Teenage Jo comes of age once again in A Taste Of Honey, Shelagh Delaney’s groundbreaking slice of mid-20th-century Manchester life made must-see at West L.A.’s Odyssey Theatre by its native Mancunian star’s haunting lead performance.
Mother-daughter relationships weren’t commonly referred to as dysfunctional or codependent when a then nineteen-year-old Delaney’s freshman play made its West End debut in back 1958, but how else to describe the ties that bind Jo (Kestrel Leah) to her “semi-whore” single mother Helen (Sarah Underwood Saviano)?
After a childhood spent taking second place to the men in Mum’s life, it’s no wonder that when blowsy Helen takes up with much younger car salesman Peter (Eric Hunicutt), Jo is quick to find comfort of her own with Jimmie (Gerard Joseph), a handsome black sailor about to ship off for six months at sea.
Ship off her Navy man does, leaving Jo behind with promises to return and (unbeknownst to him) a little something to remember him by as she sets up housekeeping with a gay best friend (Leland Montgomery as Geof) to bring home the bacon (in addition to frying it and cleaning up afterwards).
Interracial relationships and unapologetically gay characters were hardly the stuff of British theater back when Delaney wrote A Taste Of Honey in response to a closeted Terence Rattigan’s more classically constructed, play-it-safer dramas. (I’m guessing, for instance, that Rattigan’s characters didn’t speak in Delaney’s rough regional vernacular, toss out casual audience asides, or behave as un-genteelly as they do in Jo and Helen’s working-class world.)
As for whether A Taste Of Honey’s lack of a classic beginning, middle, and end was a deliberate response to Rattigan and his contemporaries’ “well-made plays” or simply the product of inexperience, the result remains as unconventionally effective in 2016 as it was nearly sixty years ago, particularly as directed with copious ingenuity and flair by Kim Rubinstein.
Jazz underscoring by live musicians Armando Wood on double bass, Joseph on drums, and Saviano on an instrument I’ll let her surprise you with, along with songstress Leah’s Doris Day cover are just two of Rubinstein’s imaginative choices.

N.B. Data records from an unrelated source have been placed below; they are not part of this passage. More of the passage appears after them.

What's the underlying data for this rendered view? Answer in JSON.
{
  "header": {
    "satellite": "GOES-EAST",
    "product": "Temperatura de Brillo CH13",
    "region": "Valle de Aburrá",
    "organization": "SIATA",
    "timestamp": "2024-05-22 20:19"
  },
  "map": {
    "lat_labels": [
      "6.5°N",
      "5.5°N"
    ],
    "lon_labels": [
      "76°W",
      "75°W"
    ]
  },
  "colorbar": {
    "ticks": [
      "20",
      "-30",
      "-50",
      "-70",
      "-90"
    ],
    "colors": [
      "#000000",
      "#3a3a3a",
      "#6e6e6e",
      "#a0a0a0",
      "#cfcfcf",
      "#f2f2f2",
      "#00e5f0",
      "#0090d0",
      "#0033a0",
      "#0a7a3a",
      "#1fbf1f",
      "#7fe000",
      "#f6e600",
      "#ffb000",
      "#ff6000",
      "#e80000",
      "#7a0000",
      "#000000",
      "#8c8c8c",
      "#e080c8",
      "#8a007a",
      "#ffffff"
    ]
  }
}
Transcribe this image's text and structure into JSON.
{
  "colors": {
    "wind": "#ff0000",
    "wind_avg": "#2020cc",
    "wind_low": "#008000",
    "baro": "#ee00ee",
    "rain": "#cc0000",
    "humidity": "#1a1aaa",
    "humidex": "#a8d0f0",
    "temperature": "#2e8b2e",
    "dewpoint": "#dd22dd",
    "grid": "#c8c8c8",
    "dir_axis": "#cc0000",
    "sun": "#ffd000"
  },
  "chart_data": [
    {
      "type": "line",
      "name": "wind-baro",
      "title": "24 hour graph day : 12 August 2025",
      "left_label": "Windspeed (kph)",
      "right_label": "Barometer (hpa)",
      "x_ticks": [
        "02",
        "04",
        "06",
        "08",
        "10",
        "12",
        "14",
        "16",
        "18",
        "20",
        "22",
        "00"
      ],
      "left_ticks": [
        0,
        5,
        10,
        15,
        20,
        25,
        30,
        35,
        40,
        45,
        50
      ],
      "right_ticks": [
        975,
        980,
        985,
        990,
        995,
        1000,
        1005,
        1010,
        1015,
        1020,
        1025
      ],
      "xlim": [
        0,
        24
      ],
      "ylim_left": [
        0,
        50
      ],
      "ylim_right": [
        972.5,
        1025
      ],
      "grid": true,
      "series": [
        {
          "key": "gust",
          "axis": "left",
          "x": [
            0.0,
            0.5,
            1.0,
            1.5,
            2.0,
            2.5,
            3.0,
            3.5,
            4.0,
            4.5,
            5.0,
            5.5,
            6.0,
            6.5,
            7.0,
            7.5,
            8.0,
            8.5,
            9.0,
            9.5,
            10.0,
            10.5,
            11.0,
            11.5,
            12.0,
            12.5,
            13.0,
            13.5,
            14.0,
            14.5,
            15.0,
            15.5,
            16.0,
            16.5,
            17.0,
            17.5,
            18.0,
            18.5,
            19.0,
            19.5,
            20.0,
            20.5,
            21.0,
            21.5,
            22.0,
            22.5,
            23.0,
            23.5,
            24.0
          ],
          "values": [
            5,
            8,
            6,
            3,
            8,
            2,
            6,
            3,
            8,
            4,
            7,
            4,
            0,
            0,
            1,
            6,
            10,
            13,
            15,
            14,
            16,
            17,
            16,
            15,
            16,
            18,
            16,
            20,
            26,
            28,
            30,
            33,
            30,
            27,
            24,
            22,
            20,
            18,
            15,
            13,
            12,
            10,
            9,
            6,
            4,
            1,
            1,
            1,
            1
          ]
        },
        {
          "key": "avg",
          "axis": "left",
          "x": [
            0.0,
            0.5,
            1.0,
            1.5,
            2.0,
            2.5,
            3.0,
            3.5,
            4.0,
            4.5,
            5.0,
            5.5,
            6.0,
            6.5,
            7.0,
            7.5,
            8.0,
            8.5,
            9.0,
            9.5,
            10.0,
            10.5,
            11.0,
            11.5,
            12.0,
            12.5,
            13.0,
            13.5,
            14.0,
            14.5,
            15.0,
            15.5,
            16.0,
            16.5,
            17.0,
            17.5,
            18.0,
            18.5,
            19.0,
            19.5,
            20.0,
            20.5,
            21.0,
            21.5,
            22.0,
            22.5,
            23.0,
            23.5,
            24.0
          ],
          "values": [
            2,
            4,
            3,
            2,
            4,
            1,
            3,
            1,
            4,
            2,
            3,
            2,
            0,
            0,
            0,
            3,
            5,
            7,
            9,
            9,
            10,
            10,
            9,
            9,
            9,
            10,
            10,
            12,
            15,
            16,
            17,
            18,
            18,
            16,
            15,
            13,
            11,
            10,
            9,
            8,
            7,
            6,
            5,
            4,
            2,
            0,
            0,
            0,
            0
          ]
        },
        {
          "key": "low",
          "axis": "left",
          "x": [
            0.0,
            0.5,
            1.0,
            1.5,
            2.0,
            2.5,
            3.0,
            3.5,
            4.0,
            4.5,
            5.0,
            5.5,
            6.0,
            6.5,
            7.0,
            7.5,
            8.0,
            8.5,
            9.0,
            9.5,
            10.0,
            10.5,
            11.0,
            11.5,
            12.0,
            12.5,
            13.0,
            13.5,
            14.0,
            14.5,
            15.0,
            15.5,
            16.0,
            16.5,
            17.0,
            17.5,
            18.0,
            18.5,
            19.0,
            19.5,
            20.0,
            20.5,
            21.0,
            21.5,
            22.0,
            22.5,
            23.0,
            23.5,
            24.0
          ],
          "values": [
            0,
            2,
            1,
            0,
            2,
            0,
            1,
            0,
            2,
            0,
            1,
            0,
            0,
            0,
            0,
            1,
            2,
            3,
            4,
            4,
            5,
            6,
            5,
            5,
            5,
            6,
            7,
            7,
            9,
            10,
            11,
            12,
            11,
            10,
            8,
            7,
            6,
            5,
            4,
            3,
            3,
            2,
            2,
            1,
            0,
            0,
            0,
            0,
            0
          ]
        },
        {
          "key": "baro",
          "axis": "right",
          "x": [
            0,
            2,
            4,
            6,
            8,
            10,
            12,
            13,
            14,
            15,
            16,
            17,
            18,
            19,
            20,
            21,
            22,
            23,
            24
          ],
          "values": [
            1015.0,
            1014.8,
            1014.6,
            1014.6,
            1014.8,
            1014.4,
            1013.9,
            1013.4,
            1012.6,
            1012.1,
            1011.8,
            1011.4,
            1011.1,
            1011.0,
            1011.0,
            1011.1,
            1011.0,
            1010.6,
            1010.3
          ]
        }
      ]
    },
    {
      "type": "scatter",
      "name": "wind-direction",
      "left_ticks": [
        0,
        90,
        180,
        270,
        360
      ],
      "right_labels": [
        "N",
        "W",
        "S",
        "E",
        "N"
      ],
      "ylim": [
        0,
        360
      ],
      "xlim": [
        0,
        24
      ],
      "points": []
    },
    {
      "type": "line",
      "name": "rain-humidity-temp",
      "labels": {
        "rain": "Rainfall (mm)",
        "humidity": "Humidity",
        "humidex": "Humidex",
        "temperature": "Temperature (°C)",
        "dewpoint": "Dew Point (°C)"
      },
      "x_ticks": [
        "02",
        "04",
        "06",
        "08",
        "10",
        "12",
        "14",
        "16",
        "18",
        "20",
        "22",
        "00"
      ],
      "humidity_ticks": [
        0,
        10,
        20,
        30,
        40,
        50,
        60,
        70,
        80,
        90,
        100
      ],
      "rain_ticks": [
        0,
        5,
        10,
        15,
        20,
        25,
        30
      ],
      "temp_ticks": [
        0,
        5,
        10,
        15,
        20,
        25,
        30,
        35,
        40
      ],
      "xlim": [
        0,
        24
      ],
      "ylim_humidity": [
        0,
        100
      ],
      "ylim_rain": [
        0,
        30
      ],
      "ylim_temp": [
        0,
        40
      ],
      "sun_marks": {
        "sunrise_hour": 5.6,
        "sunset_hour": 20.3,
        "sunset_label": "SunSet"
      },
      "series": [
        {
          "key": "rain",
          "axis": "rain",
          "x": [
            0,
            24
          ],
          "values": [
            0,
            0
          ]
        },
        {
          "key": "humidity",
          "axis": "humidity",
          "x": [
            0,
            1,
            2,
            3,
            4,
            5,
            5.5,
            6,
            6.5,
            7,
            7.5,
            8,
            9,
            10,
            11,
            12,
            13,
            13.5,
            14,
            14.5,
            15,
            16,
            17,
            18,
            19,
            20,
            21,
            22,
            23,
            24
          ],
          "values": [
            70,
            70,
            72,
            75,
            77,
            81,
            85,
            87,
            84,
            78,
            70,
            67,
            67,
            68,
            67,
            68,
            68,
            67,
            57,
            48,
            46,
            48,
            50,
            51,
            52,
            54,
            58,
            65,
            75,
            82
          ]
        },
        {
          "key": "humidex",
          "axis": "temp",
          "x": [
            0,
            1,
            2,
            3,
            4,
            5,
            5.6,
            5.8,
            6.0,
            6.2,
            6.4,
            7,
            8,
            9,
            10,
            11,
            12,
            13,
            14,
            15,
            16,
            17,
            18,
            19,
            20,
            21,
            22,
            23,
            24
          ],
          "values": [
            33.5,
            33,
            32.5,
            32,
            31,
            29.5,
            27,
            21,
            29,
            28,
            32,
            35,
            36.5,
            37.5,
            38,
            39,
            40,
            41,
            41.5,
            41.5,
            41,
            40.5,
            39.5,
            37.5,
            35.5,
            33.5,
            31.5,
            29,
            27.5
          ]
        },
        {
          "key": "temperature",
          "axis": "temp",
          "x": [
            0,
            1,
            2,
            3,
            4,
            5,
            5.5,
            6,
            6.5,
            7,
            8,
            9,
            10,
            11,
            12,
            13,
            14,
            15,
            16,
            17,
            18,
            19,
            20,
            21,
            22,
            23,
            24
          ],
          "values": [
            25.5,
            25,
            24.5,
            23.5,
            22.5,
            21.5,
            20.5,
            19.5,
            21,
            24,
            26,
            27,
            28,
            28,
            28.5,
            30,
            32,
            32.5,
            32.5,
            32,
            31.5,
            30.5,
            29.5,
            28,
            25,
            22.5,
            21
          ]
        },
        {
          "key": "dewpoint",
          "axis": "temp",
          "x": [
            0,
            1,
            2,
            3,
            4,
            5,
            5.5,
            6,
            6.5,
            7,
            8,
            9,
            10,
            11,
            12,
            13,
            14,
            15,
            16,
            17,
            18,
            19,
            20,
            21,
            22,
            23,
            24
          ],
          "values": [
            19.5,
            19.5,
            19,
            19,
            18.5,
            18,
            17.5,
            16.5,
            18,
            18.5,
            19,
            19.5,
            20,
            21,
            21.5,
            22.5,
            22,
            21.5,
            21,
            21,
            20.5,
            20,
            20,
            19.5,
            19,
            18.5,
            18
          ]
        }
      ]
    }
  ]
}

Another is having scenic designer Nephelie Andonyadis suggest rather than literally depict Jo and Helen’s “comfortless flat,” a design made even more effective by Katelan Braymer’s striking lighting and music director Saviano’s moody original underscoring.
Supporting performances could not be more richly rendered than they are on the Odyssey stage, beginning with Saviano’s Helen, bruised but not yet defeated, hard-edged but not entirely hard-hearted.
Joseph’s Jimmie is so sweet, caring, and sincere, it’s no wonder Jo falls hard; Hunicutt manages to have us almost liking Peter, or at least seeing how Helen could; and Montgomery gives us a heartbreakingly appealing wounded bird of a Geof.
Still, if there’s any play dependant on a single lead performance, A Taste Of Honey is that play, and Rubinstein and the Odyssey have lucked out big time in the instantly likeable, stunningly lovely, and edgily real Kestrel, the Cal Arts M.A. grad taking the role that made Rita Tushingham a 1960s movie star and making it her unforgettable own.
Denise Blasor’s costumes reflect era, setting, and characters to perfection. Saviano and Carlos Torres’s sound design is top-notch, too, as for the most part is Andrea Ordinov Fuller’s dialect coaching of the production’s non-British cast members.
A Taste Of Honey is produced by Beth Hogan. Eden Mullins is stage manager. Rosie Byrne and Tracey Silver are assistant directors.
With Tony Richardson’s 1961 film adaptation having recenlty made its long-awaited American DVD debut and an off-Broadway revival having opened only days before the Odyssey’s, A Taste Of Honey is most definitely on a roll in 2016.
Delaney’s characters’ “tastes of honey” may be brief, but as the Odyssey Theatre Ensemble’s “dead sound” (Mancuian for “smashing”) revival makes abundantly clear, her career-defining debut is going stronger than ever.
Odyssey Theatre Ensemble, 2055 South Sepulveda Boulevard, Los Angeles.